8 December (Part 2) - Library Losers and Book Bandits
While browsing the News Shopper
a month ago I came across an article on how Bexley
libraries had lost 2,449 books in 2018. I checked Amazon for the book
replacement costs quoted and decided that Bexley Council should find a new
supplier, but saw nothing else of great interest and moved on.
A couple of weeks later the husband of a librarian wrote to me about the losses;
he said it is all Bexley Council’s fault. That makes the losses far more interesting.
When I lived in Hampshire I was in the library most weekends and I remember that
to get in an out you went along a narrow channel to have your book stamped or booked back in.

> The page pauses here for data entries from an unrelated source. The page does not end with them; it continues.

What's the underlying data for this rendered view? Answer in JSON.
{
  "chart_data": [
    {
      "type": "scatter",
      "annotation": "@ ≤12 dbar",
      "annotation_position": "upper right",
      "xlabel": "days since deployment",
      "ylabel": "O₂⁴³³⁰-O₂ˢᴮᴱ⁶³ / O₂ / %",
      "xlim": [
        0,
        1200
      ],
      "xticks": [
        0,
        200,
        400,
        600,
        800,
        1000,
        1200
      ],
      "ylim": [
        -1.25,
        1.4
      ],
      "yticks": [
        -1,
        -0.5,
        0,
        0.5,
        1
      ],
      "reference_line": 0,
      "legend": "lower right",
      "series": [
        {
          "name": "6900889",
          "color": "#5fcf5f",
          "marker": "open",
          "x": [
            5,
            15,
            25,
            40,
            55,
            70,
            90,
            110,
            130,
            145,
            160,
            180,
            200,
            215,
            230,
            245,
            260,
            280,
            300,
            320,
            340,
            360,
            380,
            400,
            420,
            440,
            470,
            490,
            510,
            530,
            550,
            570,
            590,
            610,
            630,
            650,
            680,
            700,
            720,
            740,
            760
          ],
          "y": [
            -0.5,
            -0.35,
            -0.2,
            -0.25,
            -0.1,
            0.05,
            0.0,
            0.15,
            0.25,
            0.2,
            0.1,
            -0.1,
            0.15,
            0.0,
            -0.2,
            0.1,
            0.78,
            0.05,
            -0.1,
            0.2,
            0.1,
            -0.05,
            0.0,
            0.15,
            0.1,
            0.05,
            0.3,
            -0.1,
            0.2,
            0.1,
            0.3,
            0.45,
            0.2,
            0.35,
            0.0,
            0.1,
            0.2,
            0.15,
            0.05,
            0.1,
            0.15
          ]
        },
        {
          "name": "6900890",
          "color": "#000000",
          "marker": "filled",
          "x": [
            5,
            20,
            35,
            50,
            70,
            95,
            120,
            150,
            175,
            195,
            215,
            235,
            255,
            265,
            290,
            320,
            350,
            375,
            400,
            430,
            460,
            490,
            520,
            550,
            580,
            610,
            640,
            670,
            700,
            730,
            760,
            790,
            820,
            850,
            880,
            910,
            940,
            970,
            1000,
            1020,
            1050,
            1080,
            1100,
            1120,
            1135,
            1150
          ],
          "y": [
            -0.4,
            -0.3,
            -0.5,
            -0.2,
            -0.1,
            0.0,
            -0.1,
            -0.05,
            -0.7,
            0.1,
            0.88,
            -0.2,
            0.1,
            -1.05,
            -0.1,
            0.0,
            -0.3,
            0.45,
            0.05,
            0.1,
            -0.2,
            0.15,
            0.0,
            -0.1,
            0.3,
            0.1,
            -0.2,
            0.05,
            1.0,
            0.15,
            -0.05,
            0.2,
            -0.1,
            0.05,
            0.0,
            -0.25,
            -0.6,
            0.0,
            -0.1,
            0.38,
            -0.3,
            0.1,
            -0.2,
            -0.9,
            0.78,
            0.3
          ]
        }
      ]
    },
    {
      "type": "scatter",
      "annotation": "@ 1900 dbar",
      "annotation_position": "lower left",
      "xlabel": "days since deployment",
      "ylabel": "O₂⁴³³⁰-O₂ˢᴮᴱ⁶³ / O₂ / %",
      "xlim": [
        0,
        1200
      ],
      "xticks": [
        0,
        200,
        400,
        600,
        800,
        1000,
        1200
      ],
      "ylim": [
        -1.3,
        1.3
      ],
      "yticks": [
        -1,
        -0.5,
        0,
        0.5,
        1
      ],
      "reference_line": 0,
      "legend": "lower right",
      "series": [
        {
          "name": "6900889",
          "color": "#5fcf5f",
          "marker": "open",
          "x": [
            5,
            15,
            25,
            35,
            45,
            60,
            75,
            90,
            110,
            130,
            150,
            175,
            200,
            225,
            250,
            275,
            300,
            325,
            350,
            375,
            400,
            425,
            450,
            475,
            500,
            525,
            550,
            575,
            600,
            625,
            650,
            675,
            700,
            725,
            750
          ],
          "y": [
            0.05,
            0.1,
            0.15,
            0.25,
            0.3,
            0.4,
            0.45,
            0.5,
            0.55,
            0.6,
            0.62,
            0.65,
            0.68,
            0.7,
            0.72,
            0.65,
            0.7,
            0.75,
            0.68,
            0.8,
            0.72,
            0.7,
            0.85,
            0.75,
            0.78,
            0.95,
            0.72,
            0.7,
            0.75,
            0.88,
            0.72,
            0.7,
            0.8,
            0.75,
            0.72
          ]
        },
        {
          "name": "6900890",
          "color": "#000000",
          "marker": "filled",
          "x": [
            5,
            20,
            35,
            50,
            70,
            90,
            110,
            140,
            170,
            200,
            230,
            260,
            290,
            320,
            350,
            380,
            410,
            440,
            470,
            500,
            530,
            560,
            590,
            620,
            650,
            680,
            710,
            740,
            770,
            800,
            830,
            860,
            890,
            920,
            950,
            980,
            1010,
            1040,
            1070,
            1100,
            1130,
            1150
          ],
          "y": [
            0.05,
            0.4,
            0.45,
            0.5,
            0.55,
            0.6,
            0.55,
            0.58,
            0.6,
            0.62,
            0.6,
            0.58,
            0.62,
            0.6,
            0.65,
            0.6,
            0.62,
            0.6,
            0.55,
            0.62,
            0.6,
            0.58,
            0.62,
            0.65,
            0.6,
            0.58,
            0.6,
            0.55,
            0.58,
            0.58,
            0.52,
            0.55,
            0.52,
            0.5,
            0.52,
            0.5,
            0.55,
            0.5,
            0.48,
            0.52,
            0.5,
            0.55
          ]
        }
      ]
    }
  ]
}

I confess that I have never once borrowed a book from a Bexley library although
before the days of the internet I’d occasionally consult a reference book.
According to my correspondent my recollections are well out of date, these days
you can wander in or out of libraries at will far removed from any librarian
with a rubber stamp. I vaguely remember that the entrance to Bexleyheath’s
Central Library used to pass by the staff desk but they went to the expense of
moving the door to where a disabled ramp became necessary and the staff desk was neatly bypassed.

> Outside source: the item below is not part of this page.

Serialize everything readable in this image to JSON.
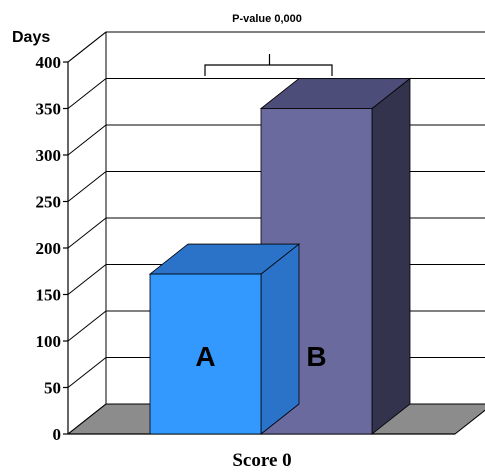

He goes on to say that in the old days books were often not lost but simply
misfiled and this was exacerbated by computerisation. When the system was down
books both in and out could go unrecorded. Borrowers - most of them honest I am
sure - would return books with no record of them being out or worse still would
claim when challenged that they had returned their book when the computer was down.
Almost needless to say, the experienced librarians forecast all these problems,
but the management weren’t interested. They knew best.
The librarian’s husband goes on to say that “those who can talk the talk get
management roles and move on before the chickens come home to roost”. Oh, don’t
I know it and probably it happens everywhere, not least in Parliament.
Having spent my working life at just one company (apart from a few months after
leaving school) by the time I left I had seen how we wasted time and money
because of some whiz kid manager with a mouth far too many times. Having said
that I recall single handedly pushing nine ‘crazy’ ideas through against the company
tide to good and lasting effect. Thanks to the march of technology only two have any relevance today.
My correspondent’s advice is to post someone with a rubber stanmp near the door. An old fashioned idea so it’ll never happen.